Seule est conservée une prison : la conciergerie.
La physionomie de ces bâtiments nous est connue par des
gravures et dessins anciens, ainsi que par des plans datant de la fin du XVIIIe siècle.
Pour marquer leur fonction de cour souveraine et rendre hommage au Roi, le parlement, la chambre des comptes et le bureau des finances donnaient chacun à voir, sur leurs façades respectives, une porte monumentale ornée des symboles monarchiques.

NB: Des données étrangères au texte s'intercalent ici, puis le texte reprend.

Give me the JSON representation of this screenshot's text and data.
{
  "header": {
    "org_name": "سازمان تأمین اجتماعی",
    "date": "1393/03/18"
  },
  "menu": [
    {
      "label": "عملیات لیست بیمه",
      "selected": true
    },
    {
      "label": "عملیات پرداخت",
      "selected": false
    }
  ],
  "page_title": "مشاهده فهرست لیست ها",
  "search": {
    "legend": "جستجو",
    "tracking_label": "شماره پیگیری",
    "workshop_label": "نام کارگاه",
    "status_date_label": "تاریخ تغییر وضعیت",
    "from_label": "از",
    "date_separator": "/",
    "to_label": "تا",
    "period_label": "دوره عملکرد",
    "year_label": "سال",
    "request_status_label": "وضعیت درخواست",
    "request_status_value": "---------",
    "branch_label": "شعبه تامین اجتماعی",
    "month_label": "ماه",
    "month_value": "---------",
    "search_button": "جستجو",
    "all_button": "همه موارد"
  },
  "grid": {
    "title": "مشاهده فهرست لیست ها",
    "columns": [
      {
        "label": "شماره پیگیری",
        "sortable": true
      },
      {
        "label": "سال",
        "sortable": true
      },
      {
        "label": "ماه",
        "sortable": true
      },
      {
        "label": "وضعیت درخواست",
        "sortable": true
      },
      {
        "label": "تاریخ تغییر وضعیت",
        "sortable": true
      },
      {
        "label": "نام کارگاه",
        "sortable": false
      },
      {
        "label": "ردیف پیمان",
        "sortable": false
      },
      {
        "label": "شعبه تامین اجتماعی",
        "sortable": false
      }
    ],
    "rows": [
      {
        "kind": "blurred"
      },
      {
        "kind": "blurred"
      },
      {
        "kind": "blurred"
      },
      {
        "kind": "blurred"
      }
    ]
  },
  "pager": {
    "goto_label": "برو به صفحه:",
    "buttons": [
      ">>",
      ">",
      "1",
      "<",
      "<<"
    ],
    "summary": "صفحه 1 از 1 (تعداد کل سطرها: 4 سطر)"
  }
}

Le parlement s’ouvrait sur un porche couvert d’un dôme, édifié dans la seconde moitié du XVIe siècle, d’esprit Renaissance.
La chambre des comptes s’était dotée vers 1644 d’un portail mouvementé, de style baroque.

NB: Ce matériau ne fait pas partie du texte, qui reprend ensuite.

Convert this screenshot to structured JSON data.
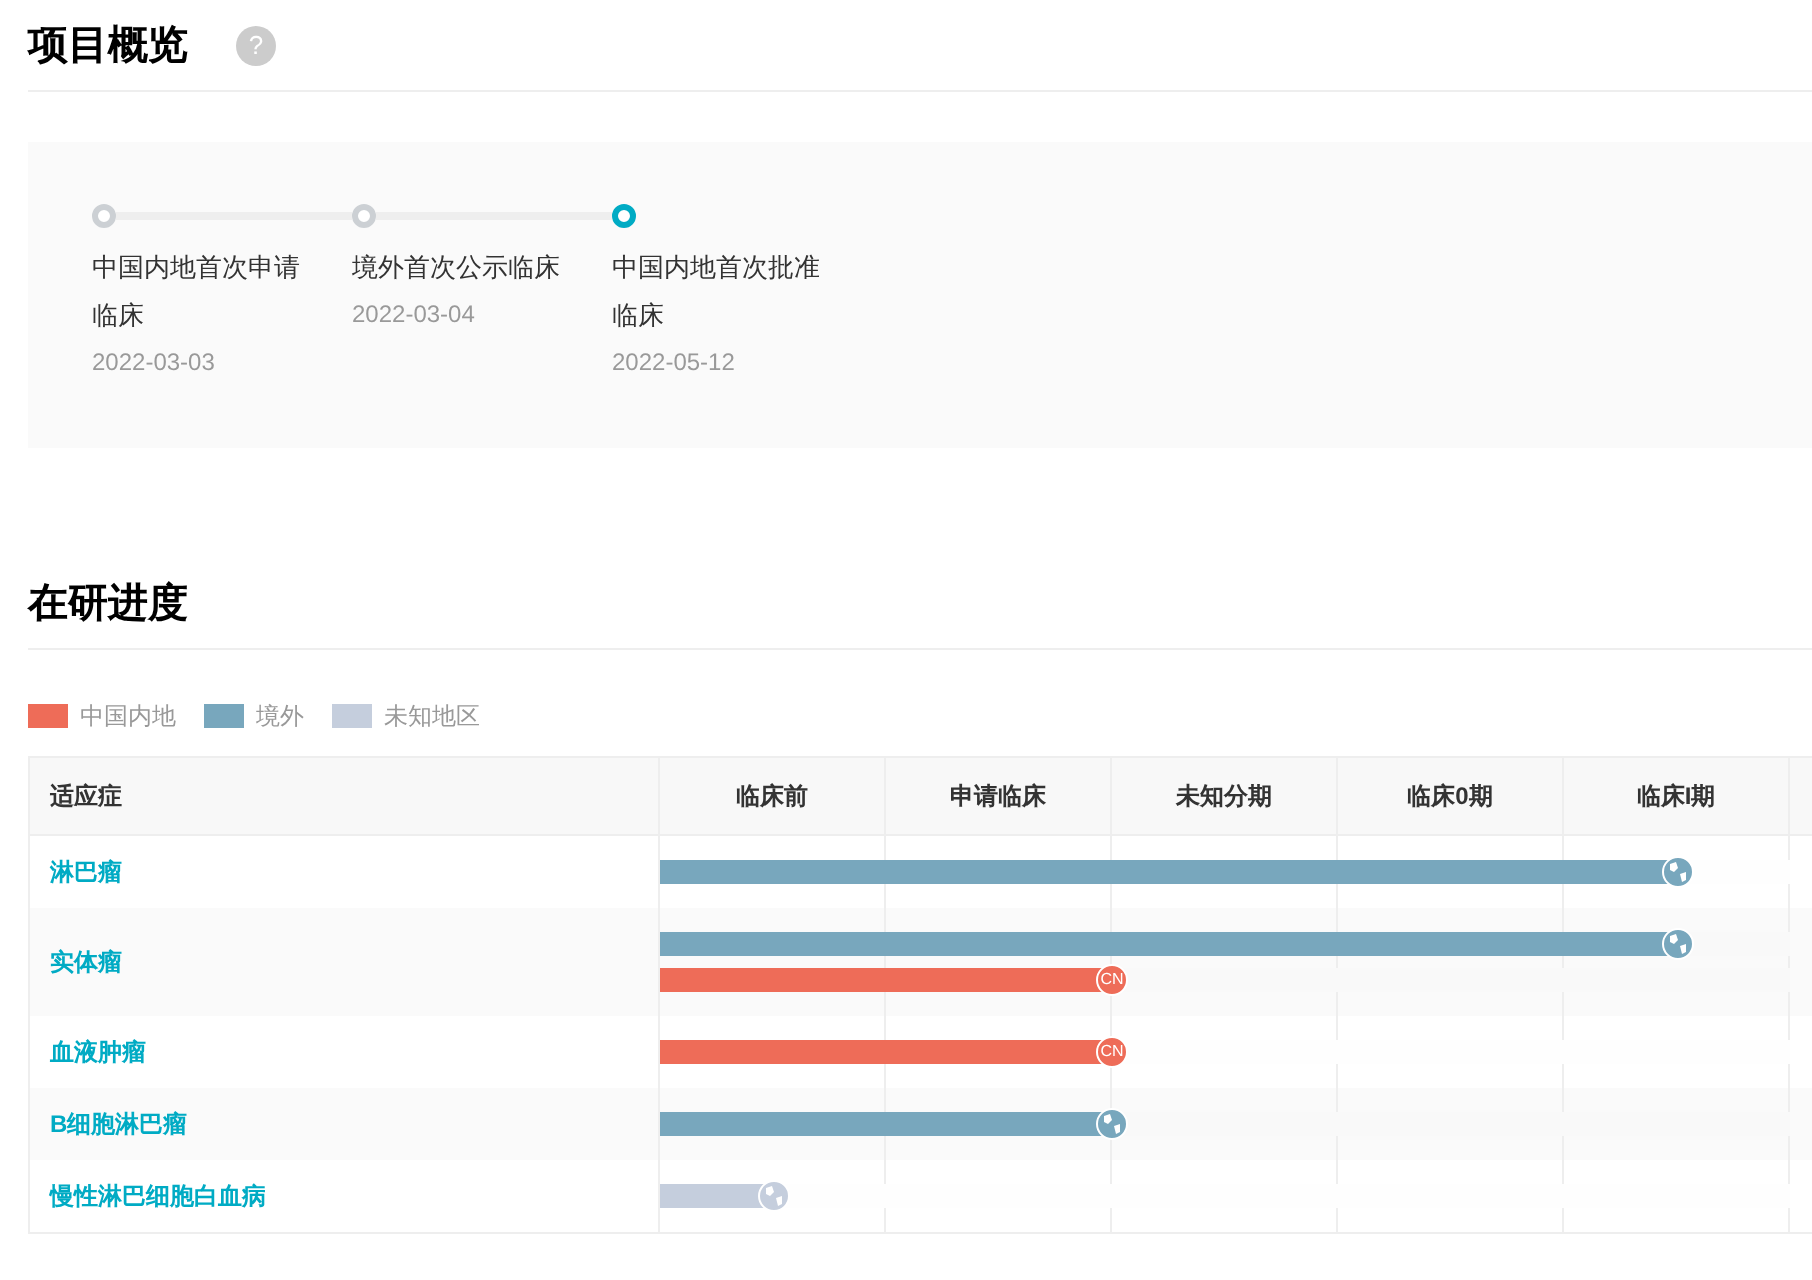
{
  "overview": {
    "title": "项目概览",
    "help": "?",
    "steps": [
      {
        "label": "中国内地首次申请临床",
        "date": "2022-03-03",
        "selected": false
      },
      {
        "label": "境外首次公示临床",
        "date": "2022-03-04",
        "selected": false
      },
      {
        "label": "中国内地首次批准临床",
        "date": "2022-05-12",
        "selected": true
      }
    ]
  },
  "progress": {
    "title": "在研进度",
    "legend": [
      {
        "label": "中国内地",
        "color": "#ee6c58"
      },
      {
        "label": "境外",
        "color": "#78a7bd"
      },
      {
        "label": "未知地区",
        "color": "#c5cedd"
      }
    ],
    "table": {
      "columns": [
        "适应症",
        "临床前",
        "申请临床",
        "未知分期",
        "临床0期",
        "临床I期"
      ],
      "rows": [
        {
          "name": "淋巴瘤",
          "bars": [
            {
              "kind": "global",
              "level": 0.9
            }
          ]
        },
        {
          "name": "实体瘤",
          "bars": [
            {
              "kind": "global",
              "level": 0.9
            },
            {
              "kind": "cn",
              "level": 0.4,
              "badge": "CN"
            }
          ]
        },
        {
          "name": "血液肿瘤",
          "bars": [
            {
              "kind": "cn",
              "level": 0.4,
              "badge": "CN"
            }
          ]
        },
        {
          "name": "B细胞淋巴瘤",
          "bars": [
            {
              "kind": "global",
              "level": 0.4
            }
          ]
        },
        {
          "name": "慢性淋巴细胞白血病",
          "bars": [
            {
              "kind": "unknown",
              "level": 0.1
            }
          ]
        }
      ]
    }
  }
}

Dijon - Palais de justice :
La porte de l’ancien parlement (1833)
De droite à gauche : la table de marbre (juridiction des eaux & forêts), le parlement, la chambre des comptes – Dessin de Pierre Joseph Antoine (vers 1800).
![]() ADCO, 5 NUM 186 (vers 1800) |
![]() ADCO, 5 NUM 184 : Autre vue des façades - Gravure de Lallemand (1781) |
Le Bureau des finances avait été édifié dans les années 1710. Son portail, embrassant deux niveaux, suggère l’œuvre de l’un des grands architectes de la fin du règne de Louis XIV.
Le parlement de Bourgogne au moment de sa suppression
À l’ouest de l’îlot se trouvait, englobant la juridiction de la table de marbre, le palais du parlement dont la distribution subsiste pour l’essentiel.
![]() ADCO, C 290-1 : Plan du rez-de-chausée du Palais (fin du XVIIIe siècle) |
![]() ADCO, C 290-2 : Plan du premier étage (fin du XVIIIe siècle) |
Le porche sur colonnes donne accès à la salle Saint-Louis sur laquelle s’ouvre une chapelle et à la salle des audiences publiques, dite Chambre Dorée. Derrière celle-ci, le cabinet du premier président et celui du doyen, ouvrant sur un jardin qui subsiste de nos jours. Le parquet des gens du Roi occupe l’actuel bureau du chef de cabinet de la première présidente.
Par un corridor qui longe une cour pavée, on accède à la chambre des huissiers qui donne accès à un vestibule qui dessert la chambre des enquêtes et la grande chambre. En traversant celle-ci, on pénètre dans le vestibule de la chambre de la Tournelle éclairée sur une seconde cour pavée, sur deux niveaux. Le cabinet de la Tournelle communique avec la Conciergerie, c’est-à-dire la prison.
Plusieurs de ces pièces subsistent dans l’état dans lequel elles se trouvaient à l’époque de la levée de ce plan : si la grande chambre a été cloisonnée, les autres salles d’audience ont gardé leur volume et leur décor : plafond à caissons de Chambre Dorée datant de 1522, plafond peint d’époque Louis XIV pour la salle des enquêtes, plafond à la française de la chambre de la Tournelle et ses annexes.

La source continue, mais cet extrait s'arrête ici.